Benutzerauswirkungen: Wenn Sie weiterhin eine nicht unterstützte Version von Windows 10 verwenden, erhalten Ihre Benutzer nicht die neuesten Sicherheitsupdates, neuen Features, Fehlerkorrekturen, Wartezeitverbesserungen, Verbesserungen bei der Barrierefreiheit und Leistungsinvestitionen. Der Benutzer kann dann nicht mehr gemeinsam mit System Center Configuration Manager und Intune verwaltet werden.

Wie muss ich vorgehen?

Verwenden Sie im Microsoft Endpoint Manager Admin Center das Feature Ermittelte Apps, um Apps mit diesen Versionen zu suchen. Auf dem Gerät eines Benutzers wird die Unternehmensportalversion auf der Seite Einstellungen des Unternehmensportals angezeigt. Aktualisieren Sie auf eine unterstützte Windows-/Unternehmensportalversion.

Geplante Änderung: Intune unterstützt ab April 2021 Android 6.0 und höher

Wie in MC234534 erwähnt, wird Intune ab dem April-Service Release (2104) Android 6.0 (Marshmallow) und höher unterstützen.

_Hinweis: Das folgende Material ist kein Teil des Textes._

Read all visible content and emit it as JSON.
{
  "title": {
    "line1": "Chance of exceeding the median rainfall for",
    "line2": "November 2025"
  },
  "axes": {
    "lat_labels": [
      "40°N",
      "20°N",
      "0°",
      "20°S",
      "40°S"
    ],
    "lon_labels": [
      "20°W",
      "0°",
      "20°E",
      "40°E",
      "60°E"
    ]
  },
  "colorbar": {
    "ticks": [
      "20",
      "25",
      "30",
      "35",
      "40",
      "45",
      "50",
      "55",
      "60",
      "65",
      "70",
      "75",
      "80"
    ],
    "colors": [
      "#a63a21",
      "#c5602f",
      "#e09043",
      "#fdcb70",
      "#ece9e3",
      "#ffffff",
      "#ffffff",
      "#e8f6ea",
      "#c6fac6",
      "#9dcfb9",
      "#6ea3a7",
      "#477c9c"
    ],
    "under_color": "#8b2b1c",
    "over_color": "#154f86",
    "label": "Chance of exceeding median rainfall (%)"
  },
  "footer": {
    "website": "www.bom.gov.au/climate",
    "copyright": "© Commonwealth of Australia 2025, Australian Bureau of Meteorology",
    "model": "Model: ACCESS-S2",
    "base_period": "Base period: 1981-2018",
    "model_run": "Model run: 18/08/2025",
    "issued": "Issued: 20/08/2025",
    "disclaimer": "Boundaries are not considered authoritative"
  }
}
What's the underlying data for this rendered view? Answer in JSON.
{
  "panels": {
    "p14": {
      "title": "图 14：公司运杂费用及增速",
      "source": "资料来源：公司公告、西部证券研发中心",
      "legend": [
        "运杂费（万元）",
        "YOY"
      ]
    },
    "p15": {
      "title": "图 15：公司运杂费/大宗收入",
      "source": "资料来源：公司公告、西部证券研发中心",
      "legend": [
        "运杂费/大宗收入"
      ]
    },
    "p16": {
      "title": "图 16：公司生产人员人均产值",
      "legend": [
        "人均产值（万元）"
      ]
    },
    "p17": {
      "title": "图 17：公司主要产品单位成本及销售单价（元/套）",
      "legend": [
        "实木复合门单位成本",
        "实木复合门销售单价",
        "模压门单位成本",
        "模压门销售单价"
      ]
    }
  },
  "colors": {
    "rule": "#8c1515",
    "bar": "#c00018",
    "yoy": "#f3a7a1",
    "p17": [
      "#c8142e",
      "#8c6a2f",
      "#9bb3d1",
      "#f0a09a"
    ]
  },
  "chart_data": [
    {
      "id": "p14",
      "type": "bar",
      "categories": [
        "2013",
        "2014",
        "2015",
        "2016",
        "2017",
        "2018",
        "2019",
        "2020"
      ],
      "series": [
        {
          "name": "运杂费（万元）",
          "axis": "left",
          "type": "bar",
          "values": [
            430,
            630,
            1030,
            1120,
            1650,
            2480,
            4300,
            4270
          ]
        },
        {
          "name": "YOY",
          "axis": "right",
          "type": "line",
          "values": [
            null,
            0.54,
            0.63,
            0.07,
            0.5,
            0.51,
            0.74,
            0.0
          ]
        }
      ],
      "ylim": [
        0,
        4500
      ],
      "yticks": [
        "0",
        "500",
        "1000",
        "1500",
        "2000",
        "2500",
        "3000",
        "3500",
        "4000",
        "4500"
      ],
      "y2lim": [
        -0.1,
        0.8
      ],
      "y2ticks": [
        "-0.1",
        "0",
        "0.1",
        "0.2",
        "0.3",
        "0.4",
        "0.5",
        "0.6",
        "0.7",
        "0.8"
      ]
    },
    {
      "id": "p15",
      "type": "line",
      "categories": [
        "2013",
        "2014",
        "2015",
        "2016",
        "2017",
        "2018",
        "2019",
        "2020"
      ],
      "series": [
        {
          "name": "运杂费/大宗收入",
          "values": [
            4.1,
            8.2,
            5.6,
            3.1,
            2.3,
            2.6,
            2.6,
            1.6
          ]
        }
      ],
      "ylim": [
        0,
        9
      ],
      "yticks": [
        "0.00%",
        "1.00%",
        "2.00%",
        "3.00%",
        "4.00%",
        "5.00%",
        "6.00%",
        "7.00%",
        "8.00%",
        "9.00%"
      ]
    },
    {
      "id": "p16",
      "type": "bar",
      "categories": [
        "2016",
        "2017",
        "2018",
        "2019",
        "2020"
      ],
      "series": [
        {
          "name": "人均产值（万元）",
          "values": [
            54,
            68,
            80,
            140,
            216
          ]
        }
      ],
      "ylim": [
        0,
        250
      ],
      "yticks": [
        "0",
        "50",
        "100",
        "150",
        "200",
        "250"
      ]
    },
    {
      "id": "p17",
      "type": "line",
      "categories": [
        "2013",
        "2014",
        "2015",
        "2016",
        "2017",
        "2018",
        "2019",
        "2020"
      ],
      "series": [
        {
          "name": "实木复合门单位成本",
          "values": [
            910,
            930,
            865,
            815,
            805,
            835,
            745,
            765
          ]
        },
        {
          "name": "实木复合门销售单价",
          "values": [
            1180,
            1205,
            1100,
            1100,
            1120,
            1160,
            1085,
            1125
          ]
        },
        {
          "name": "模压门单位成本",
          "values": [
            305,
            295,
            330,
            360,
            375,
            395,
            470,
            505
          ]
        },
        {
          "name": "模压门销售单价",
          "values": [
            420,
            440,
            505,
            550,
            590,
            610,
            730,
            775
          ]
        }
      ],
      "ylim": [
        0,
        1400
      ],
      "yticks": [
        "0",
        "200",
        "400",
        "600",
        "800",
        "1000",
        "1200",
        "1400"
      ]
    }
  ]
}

Auswirkung dieser Änderung auf Ihre Organisation

Da die Unterstützung der mobilen Office-Apps für Android in Android 5.x (Lollipop) am 30. Juni 2019 (MC181101) beendet wurde, wirkt sich diese Änderung möglicherweise nicht auf Sie aus, da Sie wahrscheinlich bereits ein Upgrade Ihres Betriebssystems oder Ihrer Geräte durchgeführt haben. Wenn Sie jedoch über ein Gerät verfügen, auf dem noch die Android-Version 5.x ausgeführt wird, oder wenn Sie ein Gerät registrieren möchten, auf dem die Android-Version 5.x ausgeführt wird, müssen Sie beachten, dass diese Geräte nicht mehr unterstützt werden. Sie müssen die Geräte entweder auf die Android-Version 6.0 (Marshmallow) oder höher aktualisieren oder durch ein Gerät mit Android, Version 6.0 oder höher, ersetzen.

Hinweis

Android-Geräte in Teams sind von dieser Ankündigung nicht betroffen und werden unabhängig von der jeweiligen Android-Betriebssystemversion weiterhin unterstützt.

Notwendige Vorbereitungen

Benachrichtigen Sie ggf. Ihren Helpdesk über diese bevorstehende Änderung des Supports. Außerdem stehen Ihnen zwei Administratoroptionen zur Verfügung, mit denen Sie Ihre Endbenutzer informieren oder die Registrierung blockieren können.

  1. So können Sie Endbenutzer warnen:
    • Verwenden Sie eine Gerätekonformitätsrichtlinie für den Android-Geräteadministrator oder Android Enterprise, und legen Sie die Aktion bei Nichtkonformität so fest, dass eine Nachricht an Benutzer gesendet wird, bevor das Gerät als nicht kompatibel gekennzeichnet wird.
    • Konfigurieren Sie eine bedingte Starteinstellung für die App-Schutzrichtlinie mit einer minimalen Betriebssystemversion, um Benutzer zu warnen.
  2. So können Sie Geräte mit Versionen unter Android 6.0 blockieren:
    • Legen Sie Registrierungseinschränkungen fest, um zu verhindern, dass Geräte unter Android 5.x registriert werden.
    • Verwenden Sie eine Gerätekonformitätsrichtlinie für den Android-Geräteadministrator oder Android Enterprise, um Geräte unter Android 5.x als nicht kompatibel zu festzulegen.
    • Konfigurieren Sie eine bedingte Starteinstellung für die App-Schutzrichtlinie mit einer minimalen Betriebssystemversion, um den Zugriff von Benutzern auf die App zu blockieren.